Judgment_Enhancement_Engine

PassAudited by VirusTotal on May 4, 2026.

Overview

Type: OpenClaw Skill Name: judgment-enhancement-engine Version: 1.0.0 The skill bundle implements a legitimate Monte Carlo lookahead engine for decision-making enhancement in AI agents. The core logic in 'engine.py' uses standard mathematical and probabilistic methods (expected utility, variance, risk-adjusted scoring) without any external dependencies, network access, or sensitive file system operations. The setup scripts ('scripts/setup.sh') and test files are focused solely on environment verification and running the built-in GridWorld demo.

Findings (0)

Artifact-based informational review of SKILL.md, metadata, install specs, static scan signals, and capability signals. ClawScan does not execute the skill or run runtime probes.

What this means

Running setup will execute local code from the skill package on the user's machine.

Why it was flagged

The optional setup script runs local Python verification code and then runs the engine demo. This is expected for a local Python skill and shows no download, network, or destructive behavior, but it is still code execution the user should choose deliberately.

Skill content
$PYTHON -c "... from engine import JudgmentEnhancementEngine ..."\n$PYTHON "$ENGINE_PY"
Recommendation

Review the setup script before running it, and run it only from a trusted installation location.

What this means

Past recorded outcomes may bias future suggested actions, and sensitive action labels or utilities could remain in process memory until cleared.

Why it was flagged

The engine stores bounded in-memory state/action outcome history and uses it for historical correction.

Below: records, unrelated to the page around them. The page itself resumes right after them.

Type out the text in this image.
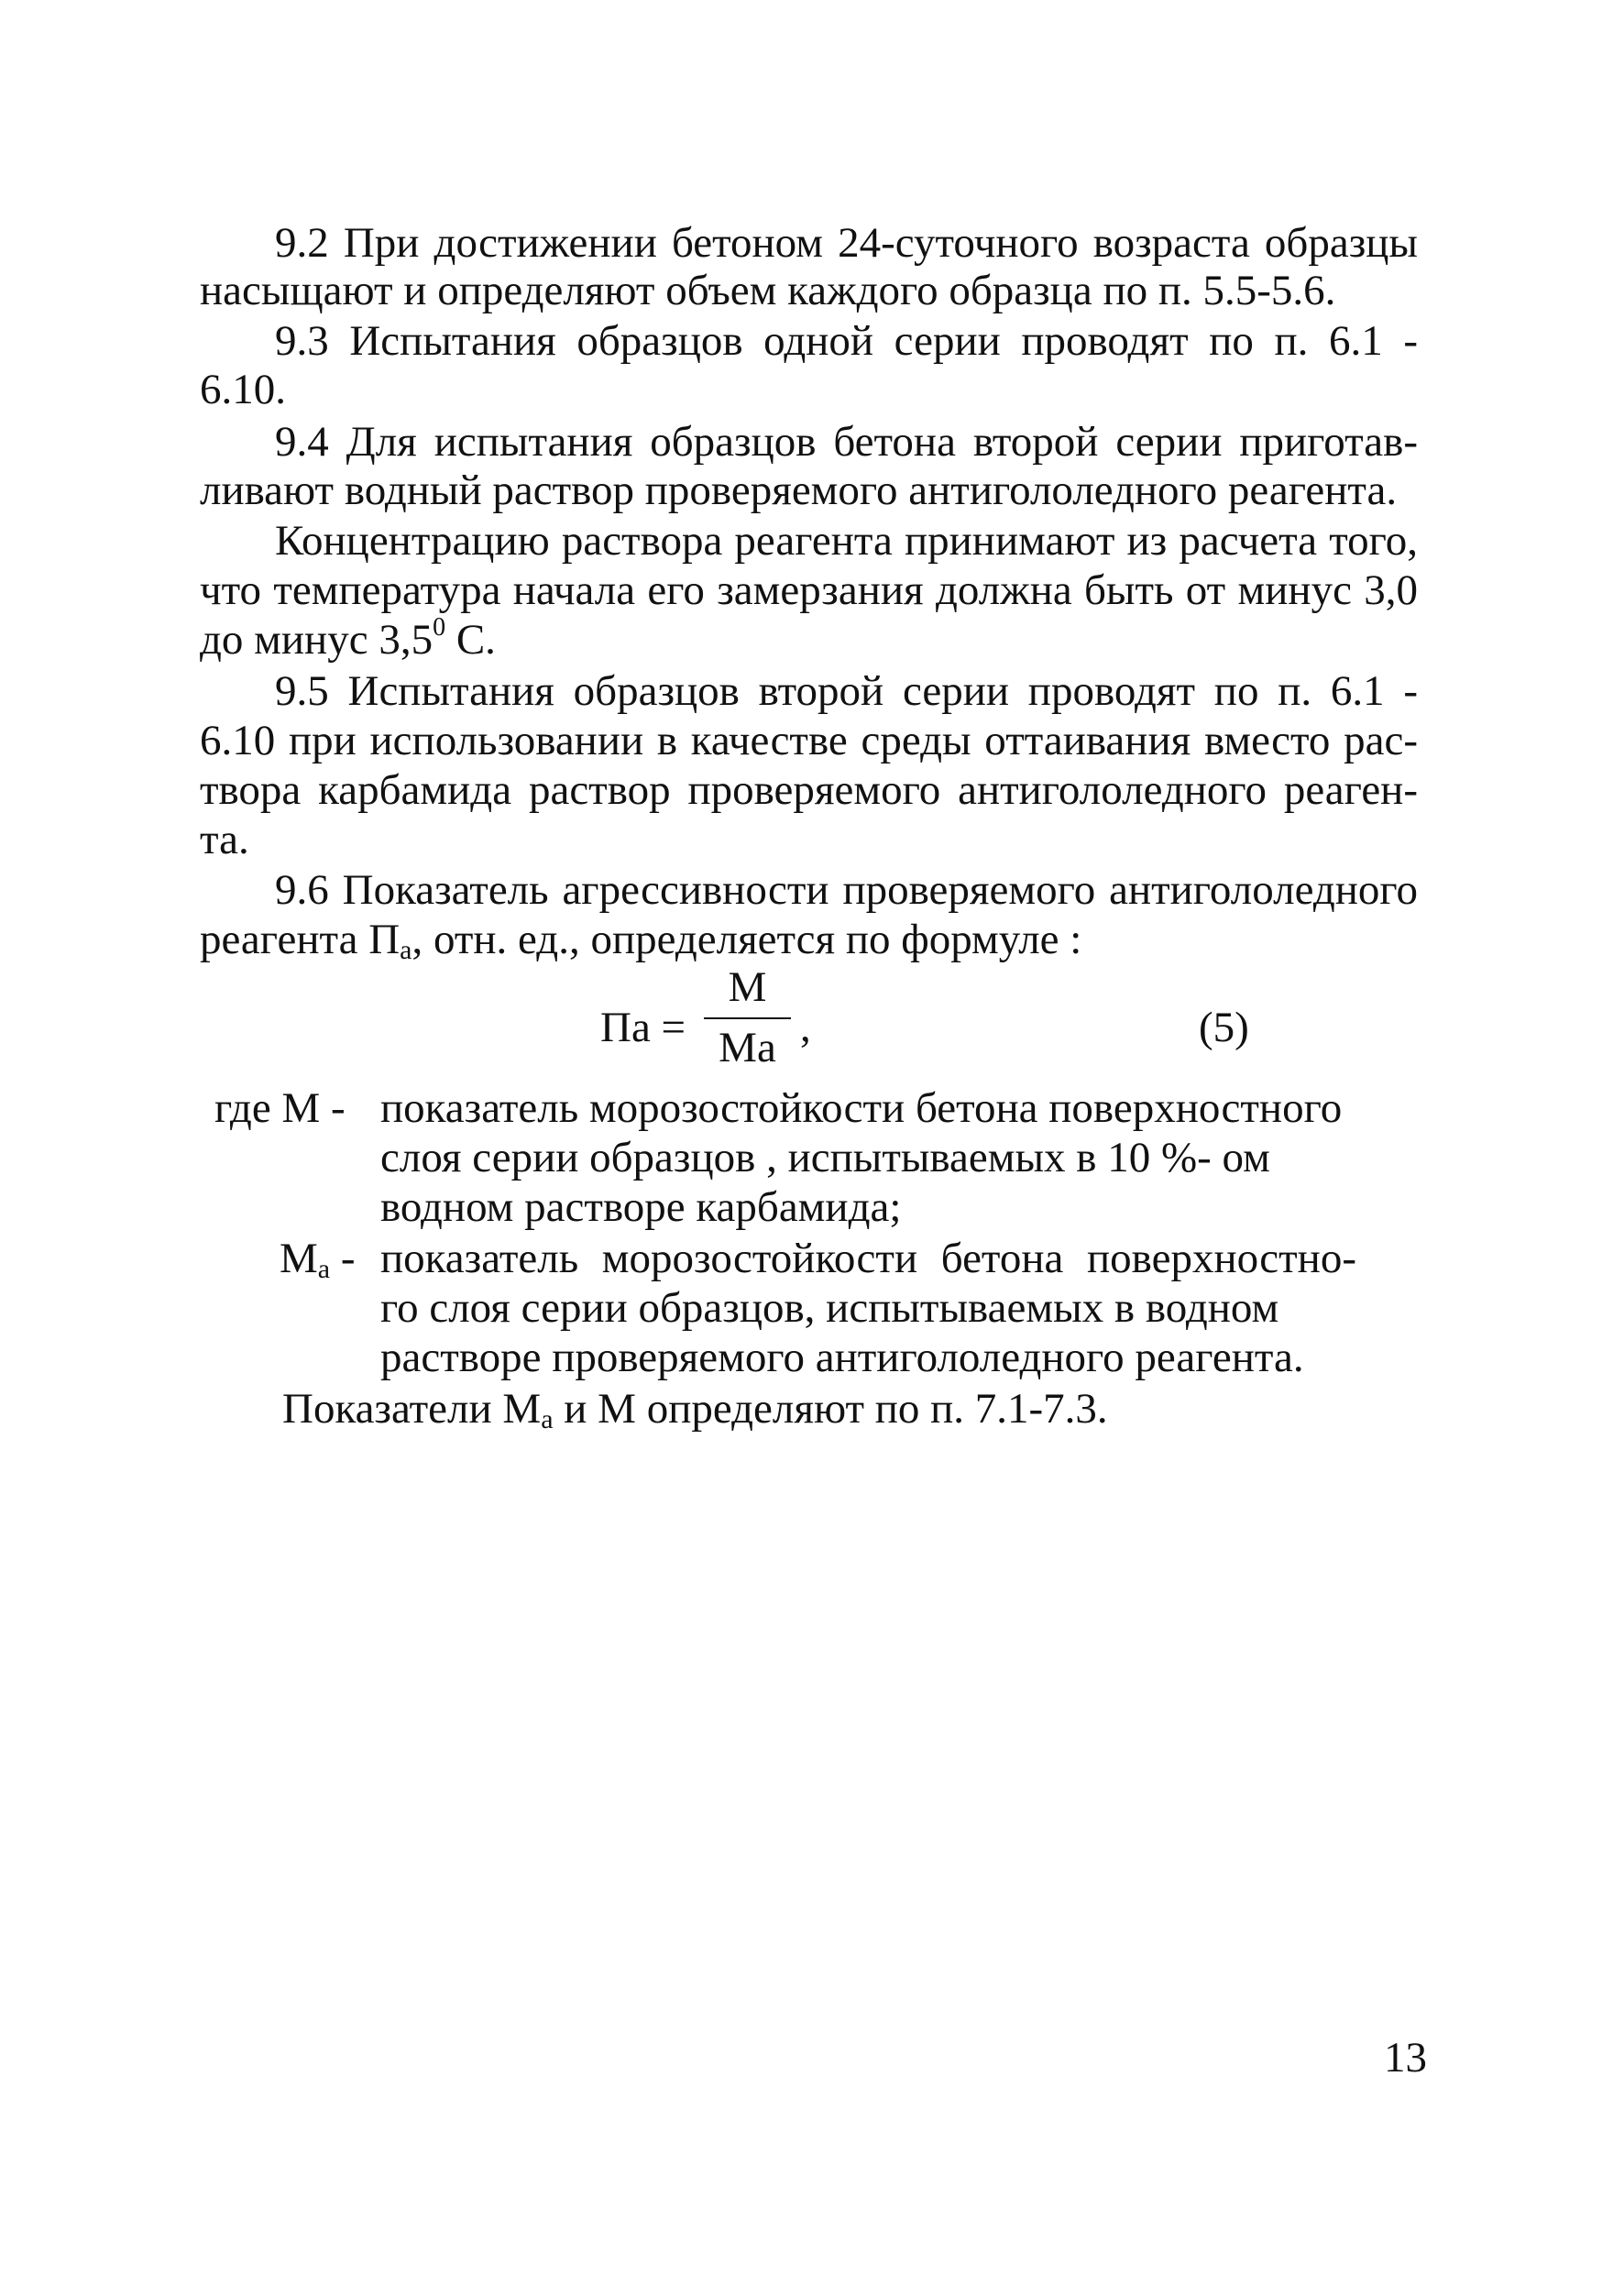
9.2 При достижении бетоном 24-суточного возраста образцы
насыщают и определяют объем каждого образца по п. 5.5-5.6.
9.3 Испытания образцов одной серии проводят по п. 6.1 -
6.10.
9.4 Для испытания образцов бетона второй серии приготав-
ливают водный раствор проверяемого антигололедного реагента.
Концентрацию раствора реагента принимают из расчета того,
что температура начала его замерзания должна быть от минус 3,0
до минус $3,5^0$ С.
9.5 Испытания образцов второй серии проводят по п. 6.1 -
6.10 при использовании в качестве среды оттаивания вместо рас-
твора карбамида раствор проверяемого антигололедного реаген-
та.
9.6 Показатель агрессивности проверяемого антигололедного
реагента $П_а$, отн. ед., определяется по формуле :
Па =
М
Ма ,	(5)
где М - показатель морозостойкости бетона поверхностного
слоя серии образцов , испытываемых в 10 %- ом
водном растворе карбамида;
$М_а$ - показатель морозостойкости бетона поверхностно-
го слоя серии образцов, испытываемых в водном
растворе проверяемого антигололедного реагента.
Показатели $М_а$ и М определяют по п. 7.1-7.3.
13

This is disclosed and purpose-aligned, but stored outcomes can influence later recommendations if the same engine instance is reused.

Skill content
self._history: List[Tuple[int, Action, float]] = []\n...\ndef record_outcome(self, state: State, action: Action, actual_utility: float) -> None:
Recommendation

Use trusted outcome data, avoid placing secrets in action/state labels, and call clear_history or reduce history_size when history should not carry over.